Primo nunzio apostolico nella Seconda Repubblica Polacca, l’allora monsignor Ratti rivelò, in effetti, doti da gran diplomatico, scrivendo una fondamentale pagina nella storia dei rapporti tra la Santa Sede e la Polonia, anche se il suo era, fino ad allora, un curriculum da studioso. Basti pensare alla carica di Prefetto della Biblioteca Ambrosiana, ricoperto dal 1907 e a quella di prefetto della Biblioteca Apostolica Vaticana, che guidò dal ’14. Tuttavia, a ben guardare, già si poteva intuire la capacità rattiana nel contesto diplomatico, se si pensa che, nel giugno 1891 e nel 1893 fu invitato a partecipare ad alcune missioni, al seguito di monsignor Giacomo Radini-Tedeschi in Austria e in Francia.
Insomma, Benedetto XV aveva visto giusto e lontano nominandolo con «provvidenziale decisione» già il 25 aprile 1918, visitatore apostolico per la Polonia (ancor prima dell’indipendenza della Seconda Repubblica, nata l’11 novembre) e per la Lituania e, successivamente, nel 1919, Nunzio.
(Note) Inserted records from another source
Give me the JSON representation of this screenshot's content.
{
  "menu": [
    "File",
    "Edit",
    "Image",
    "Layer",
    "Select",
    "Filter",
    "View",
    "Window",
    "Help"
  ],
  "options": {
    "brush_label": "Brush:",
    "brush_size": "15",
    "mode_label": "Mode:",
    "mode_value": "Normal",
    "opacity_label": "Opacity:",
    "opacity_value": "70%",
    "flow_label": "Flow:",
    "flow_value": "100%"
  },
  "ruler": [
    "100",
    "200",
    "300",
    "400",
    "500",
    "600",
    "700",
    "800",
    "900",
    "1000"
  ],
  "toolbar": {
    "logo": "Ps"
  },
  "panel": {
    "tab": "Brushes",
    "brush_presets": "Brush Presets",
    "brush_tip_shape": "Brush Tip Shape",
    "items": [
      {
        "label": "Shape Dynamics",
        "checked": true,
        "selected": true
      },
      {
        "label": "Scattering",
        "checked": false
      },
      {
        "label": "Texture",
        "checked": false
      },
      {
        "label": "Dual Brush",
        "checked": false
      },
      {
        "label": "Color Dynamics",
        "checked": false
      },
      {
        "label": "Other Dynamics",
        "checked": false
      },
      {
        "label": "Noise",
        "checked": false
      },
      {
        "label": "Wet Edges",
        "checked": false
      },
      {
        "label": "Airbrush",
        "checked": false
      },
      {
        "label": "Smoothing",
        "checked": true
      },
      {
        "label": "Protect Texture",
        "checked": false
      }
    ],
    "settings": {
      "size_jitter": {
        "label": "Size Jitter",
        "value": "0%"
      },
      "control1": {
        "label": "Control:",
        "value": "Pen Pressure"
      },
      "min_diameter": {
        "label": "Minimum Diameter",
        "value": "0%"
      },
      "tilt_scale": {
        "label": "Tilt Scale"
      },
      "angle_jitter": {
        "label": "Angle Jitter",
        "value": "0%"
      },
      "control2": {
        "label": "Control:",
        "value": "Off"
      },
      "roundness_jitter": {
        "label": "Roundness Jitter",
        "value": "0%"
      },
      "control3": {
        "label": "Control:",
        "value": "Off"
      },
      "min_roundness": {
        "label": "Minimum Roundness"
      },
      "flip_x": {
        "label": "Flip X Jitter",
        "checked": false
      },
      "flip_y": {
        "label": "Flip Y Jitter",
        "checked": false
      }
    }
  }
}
L’obiettivo, d’altra parte, era chiaro: tra le tragedie degli ultimi mesi della Grande guerra e i nuovi assetti definiti dal Trattato di Versailles, Ratti avrebbe potuto osservare l’evolversi delle situazioni in una delle zone europee nevralgiche e più complesse, come sempre sono state la contesissima Polonia e i Paesi baltici. Ed è, allora, particolarmente emblematico pensare che il visitatore Ratti sia entrato a Varsavia, occupata dalle truppe germaniche e che il Nunzio, nel 1920, fu costretto, nonostante il suo desiderio di rimanere, a lasciare la città per l’imminente attacco dei sovietici.
Nominato Arcivescovo nell’estate del 1919 da papa Benedetto XV, Ratti venne consacrato il 28 ottobre 1919 dall’arcivescovo di Varsavia Aleksander Kakowski, con una solenne Celebrazione e «grande concorso di popolo», come raccontarono le cronache del tempo e come lo stesso Pio XI, ricordava dicendo spesso di «essere un Vescovo polacco».
Quello che venne poi, non fu un periodo sempre facile per il Nunzio, con la situazione politica in bilico, le questioni aperte tra tedeschi e polacchi (anche a livello ecclesiale ed episcopale) e con le relative amarezze che ne trasse il nunzio Ratti. Come accadde quando, quale rappresentante super partes della Chiesa, venne nominato, dal Papa, Alto Commissario ecclesiastico per il Plebiscito nell’Alta Slesia, attraverso cui i cittadini avrebbero dovuto scegliere fra l’adesione alla Polonia o alla Germania. Per una serie di complesse ragioni, fu ingiustamente accusato dalla stampa polacca di essere filotedesco. Tuttavia, i successi furono molto più importanti, come ottenere la liberazione di Eduard von der Ropp, arcivescovo di Mahilëu, arrestato dalle autorità sovietiche nell’aprile del 1919. Inoltre, «di fondamentale rilievo, anche in prospettiva, resta il viaggio diplomatico che portò monsignor Ratti, all’inizio del 1920, in Lituania.
Il 4 giugno 1921 il Nunzio lasciava la Polonia. Di lì a nemmeno 10 giorni, il 13 giugno, sarebbero arrivate la nomina ad Arcivescovo di Milano e l’elevazione alla Porpora. Ancora pochi mesi, e Achille Ratti saliva al Soglio. Era il 6 febbraio 1922. Ma questa, come si dice, è tutta un’altra storia.